Hazard trocou olhares com Somers. “Eu pensei que Adaline estava no
intervalo. Ou dar um passeio. ”

“De manhã, ela fez algo assim. Mas à tarde, ela estava em casa. Estou certo
disso. Eu a ouvi lá em cima, ouvindo um ditado de Thomas. "

"Você tem certeza?" Perguntou Somers.

"E eu o vi", disse Leza, como se estivesse apenas se lembrando.

"O que? Quem? Quando?"

“Sim, eu quase esqueci. Thomas, ele saiu de casa e começou a andar em


direção à estrada principal. Ele tinha mudado de roupa até então - você ouviu
sobre o ajuste que ele fez, eu suponho - e ele estava usando suas roupas de
passeio. Ele tinha um guarda-chuva também - a chuva intermitente, você vê. ”

"Ele parecia chateado?"

“Oh, Deus, sim. Ele estava emburrado sob o guarda-chuva, praticamente


rastejando para dentro do próprio casaco, mas garantiu que o víssemos e
víssemos como ele estava zangado. ”

"Você fez mais alguma coisa ontem?"

“Depois de começar o jantar, Ran e eu escapamos para o fogão. Nós sabíamos


que estaria vazio. Nem Ran nem eu sabemos nada sobre armas, mas era uma
questão de princípio. Eu não seria mantida em uma cozinha por conta de
Thomas.

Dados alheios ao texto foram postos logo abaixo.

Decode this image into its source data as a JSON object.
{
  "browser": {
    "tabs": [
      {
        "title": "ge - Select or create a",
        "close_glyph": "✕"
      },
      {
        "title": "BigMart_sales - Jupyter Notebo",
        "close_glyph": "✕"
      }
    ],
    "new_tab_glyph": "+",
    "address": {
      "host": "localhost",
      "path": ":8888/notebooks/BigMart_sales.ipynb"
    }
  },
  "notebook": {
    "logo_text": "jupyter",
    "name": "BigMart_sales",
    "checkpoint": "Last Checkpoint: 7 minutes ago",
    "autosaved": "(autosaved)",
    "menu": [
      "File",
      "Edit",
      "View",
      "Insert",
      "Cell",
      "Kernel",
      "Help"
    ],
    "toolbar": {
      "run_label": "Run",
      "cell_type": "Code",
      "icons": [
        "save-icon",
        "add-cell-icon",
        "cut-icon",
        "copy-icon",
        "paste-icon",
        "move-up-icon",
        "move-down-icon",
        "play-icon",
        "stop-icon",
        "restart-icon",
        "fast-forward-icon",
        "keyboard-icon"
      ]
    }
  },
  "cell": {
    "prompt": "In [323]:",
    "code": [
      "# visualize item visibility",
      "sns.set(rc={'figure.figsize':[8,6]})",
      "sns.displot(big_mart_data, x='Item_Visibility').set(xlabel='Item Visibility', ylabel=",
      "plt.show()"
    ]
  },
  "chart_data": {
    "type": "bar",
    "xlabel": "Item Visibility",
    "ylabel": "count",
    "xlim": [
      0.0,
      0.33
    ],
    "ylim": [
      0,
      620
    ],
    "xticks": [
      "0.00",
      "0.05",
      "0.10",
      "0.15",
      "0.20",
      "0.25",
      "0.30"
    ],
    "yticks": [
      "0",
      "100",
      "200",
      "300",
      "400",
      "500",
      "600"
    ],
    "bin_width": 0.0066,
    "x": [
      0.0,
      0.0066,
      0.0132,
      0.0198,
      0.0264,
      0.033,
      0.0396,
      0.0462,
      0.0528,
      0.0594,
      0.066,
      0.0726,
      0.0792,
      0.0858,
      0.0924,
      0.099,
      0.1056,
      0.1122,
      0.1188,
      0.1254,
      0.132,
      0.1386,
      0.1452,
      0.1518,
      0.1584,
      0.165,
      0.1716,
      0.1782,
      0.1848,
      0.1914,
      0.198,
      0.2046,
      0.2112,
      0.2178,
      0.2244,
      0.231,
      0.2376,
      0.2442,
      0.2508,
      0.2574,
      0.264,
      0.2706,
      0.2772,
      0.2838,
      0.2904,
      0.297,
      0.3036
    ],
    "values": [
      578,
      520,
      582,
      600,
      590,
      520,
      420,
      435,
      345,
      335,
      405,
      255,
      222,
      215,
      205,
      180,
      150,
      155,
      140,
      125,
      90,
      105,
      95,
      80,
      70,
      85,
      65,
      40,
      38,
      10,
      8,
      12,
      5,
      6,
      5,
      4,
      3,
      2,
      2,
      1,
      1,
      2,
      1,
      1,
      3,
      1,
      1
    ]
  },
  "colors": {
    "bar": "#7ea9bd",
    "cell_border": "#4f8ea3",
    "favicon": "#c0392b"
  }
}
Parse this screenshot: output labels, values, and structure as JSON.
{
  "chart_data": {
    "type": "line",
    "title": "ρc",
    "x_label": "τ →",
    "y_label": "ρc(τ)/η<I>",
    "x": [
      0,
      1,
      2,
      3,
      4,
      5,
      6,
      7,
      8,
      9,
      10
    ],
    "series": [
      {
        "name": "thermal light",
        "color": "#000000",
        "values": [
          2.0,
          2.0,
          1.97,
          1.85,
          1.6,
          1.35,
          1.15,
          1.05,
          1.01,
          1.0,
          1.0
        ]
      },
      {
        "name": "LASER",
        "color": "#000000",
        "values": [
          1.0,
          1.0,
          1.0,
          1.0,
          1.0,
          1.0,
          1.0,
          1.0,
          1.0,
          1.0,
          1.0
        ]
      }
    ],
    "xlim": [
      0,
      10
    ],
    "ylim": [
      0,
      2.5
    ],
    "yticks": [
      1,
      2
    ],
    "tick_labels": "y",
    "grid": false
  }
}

Quando terminamos de olhar ao redor, nós dois voltamos para a
casa. Isso está de acordo com o que Ran te disse? Receio que ele seja minha
única testemunha. ”

"Acho que isso é tudo que precisamos de você, Sra. Weaver", disse Somers,
pondo-se de pé. “Uma última coisa: você saiu de casa hoje?”

"Não", disse Leza. “Nem uma vez. Agora, fui honesto com você. Seja honesto
comigo: estamos todos em perigo, não estamos? Isso é mais do que parece. ”

Somers olhou para Hazard.


"Alguém matou Ran", disse Hazard com um encolher de ombros. "Quem iria
querer fazer isso?"

“Não sei”, disse Leza.

“Então eu diria que estamos com muitos problemas.”

I N O CORREDOR, a luz das janelas tinha virado azul, e deu tudo o que um
aspecto marinha, como se a casa estivesse afundando em águas escuras. A luz
moribunda e sua cor oceânica combinavam com a situação, pensou Hazard:
ela revestia a casa com o tom certo de uma futilidade mórbida. Em contraste,
porém, o cheiro de mussarela quente e o borbulhar do molho de tomate
vinham da cozinha, e Hazard tinha certeza de que ninguém em um navio
naufragando jamais se enchera de lasanha quente.

“Isso realmente não está certo”, murmurou Somers.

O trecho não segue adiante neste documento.